Friday, 29 November 2013

The Wake Part One Review (Scott Snyder, Sean Murphy)


Dr Lee Archer is a cetologist and a single mother who’s approached by a shady government agent to take part in a secret underwater operation to identify the source of a strange sound off the Alaskan coast. The sound belongs to what seems to be a mermaid – but mermaids aren’t real (or are they?) and this one looks and behaves far more monstrously than their fairy tale creations, as Archer and her team are about to discover.
This is the first Scott Snyder book since American Vampire that I’ve not completely loved partly because the characters are so two-dimensional and partly because the story just isn’t very interesting. Archer (just the name!) is your standard moral scientist-type – you know Bill Paxton in Twister? That kind. She even has an evil double who’s in bed with the government – you can almost hear the same dialogue, “they’re not in it for the science, man!”.

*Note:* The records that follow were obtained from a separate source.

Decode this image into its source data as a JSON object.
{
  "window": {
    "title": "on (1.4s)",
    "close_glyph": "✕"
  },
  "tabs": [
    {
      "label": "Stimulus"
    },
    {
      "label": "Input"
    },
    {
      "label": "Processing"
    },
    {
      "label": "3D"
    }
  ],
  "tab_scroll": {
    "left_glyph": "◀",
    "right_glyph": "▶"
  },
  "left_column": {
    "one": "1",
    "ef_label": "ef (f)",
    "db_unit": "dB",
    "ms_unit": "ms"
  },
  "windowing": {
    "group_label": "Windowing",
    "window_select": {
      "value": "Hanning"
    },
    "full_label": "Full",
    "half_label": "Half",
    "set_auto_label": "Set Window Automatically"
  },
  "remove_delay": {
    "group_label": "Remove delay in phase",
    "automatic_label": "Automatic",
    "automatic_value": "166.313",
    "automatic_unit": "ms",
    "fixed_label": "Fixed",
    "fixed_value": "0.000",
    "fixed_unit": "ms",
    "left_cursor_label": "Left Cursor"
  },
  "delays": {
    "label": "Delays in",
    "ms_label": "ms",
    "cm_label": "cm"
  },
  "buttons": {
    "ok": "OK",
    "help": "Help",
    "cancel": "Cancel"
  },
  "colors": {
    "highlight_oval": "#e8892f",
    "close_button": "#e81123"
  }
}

Agent Cruz is your standard issue man in black government type, who talks in a monotone, is very secretive, and of course turns out to be duplicitous, while there’s a bounty hunter character who feels like he’s stepped out of an 80s action movie, who’s here to hunt rare species ‘cos he’s a tough guy! All of the characters are highly unoriginal and boring, and aren’t helped by Sean Murphy’s art. If you’ve read Punk Rock Jesus, you’ll notice how similar Archer looks to Gwen and Agent Cruz to Thomas McKael – it’s like Murphy has a handful of character designs and has to keep reusing them.
Story-wise, it’s fairly ok up to a point and then it becomes repetitive. The fish monster predictably escapes because there’s no story otherwise, you’ve got humans trapped in limited space, a cat and mouse chase ensues, and then the ending happens. Reading several issues in a row which are basically just characters running from a monster is frankly boring and there’s little variety in what happens. Move from one part of the station to the next, repeat.

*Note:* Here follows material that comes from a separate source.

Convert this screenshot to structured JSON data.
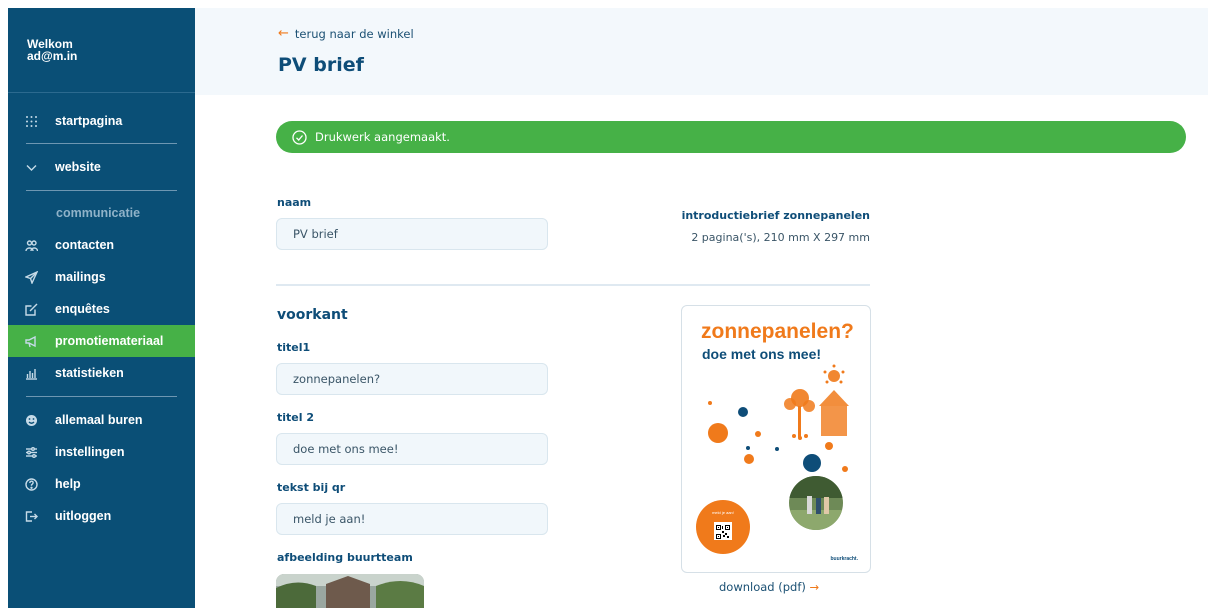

Snyder does throw in some interesting scenes now and then, showing us a dystopian Waterworld-esque Earth set 200 years in the future, before hurtling us back hundreds of thousands, and sometimes millions, of years back to the past, hinting at a much larger and mysterious story. I loved seeing these but unfortunately they are very brief snippets so most of the time you’re spent with a crew of unconvincing cardboard cut-outs running around. The good news is that the second part looks to be entirely set in the dystopian future with a new set of characters so I anticipate liking that book a lot more than I did this one.

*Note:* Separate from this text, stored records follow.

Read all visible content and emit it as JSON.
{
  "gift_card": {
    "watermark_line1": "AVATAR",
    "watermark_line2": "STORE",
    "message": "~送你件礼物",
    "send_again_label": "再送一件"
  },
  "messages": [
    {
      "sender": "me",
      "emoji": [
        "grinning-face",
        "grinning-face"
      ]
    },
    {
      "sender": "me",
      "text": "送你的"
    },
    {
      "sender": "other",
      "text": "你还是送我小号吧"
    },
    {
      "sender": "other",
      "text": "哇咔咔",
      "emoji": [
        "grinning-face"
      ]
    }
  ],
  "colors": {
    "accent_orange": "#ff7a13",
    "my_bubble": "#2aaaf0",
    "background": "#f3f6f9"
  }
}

Snyder’s writing in The Wake Part One isn’t especially exciting – he’s always had the propensity to throw in plot-relevant anecdotes into his stories though in The Wake they feel very heavy-handed and awkwardly placed. At one point in the middle of a chase, the characters pause and wait while Archer tells a story! Murphy’s art is fine and I think his fish monster designs are effectively scary but I’m still not as in love with his art as many others are. The Wake is definitely readable despite the script’s flaws and has some interesting story moments but it’s not nearly as good as other books Snyder’s writing at the moment like Batman and Superman Unchained for DC. The Wake Part One is like Aliens crossed with The Abyss but not nearly as good as either.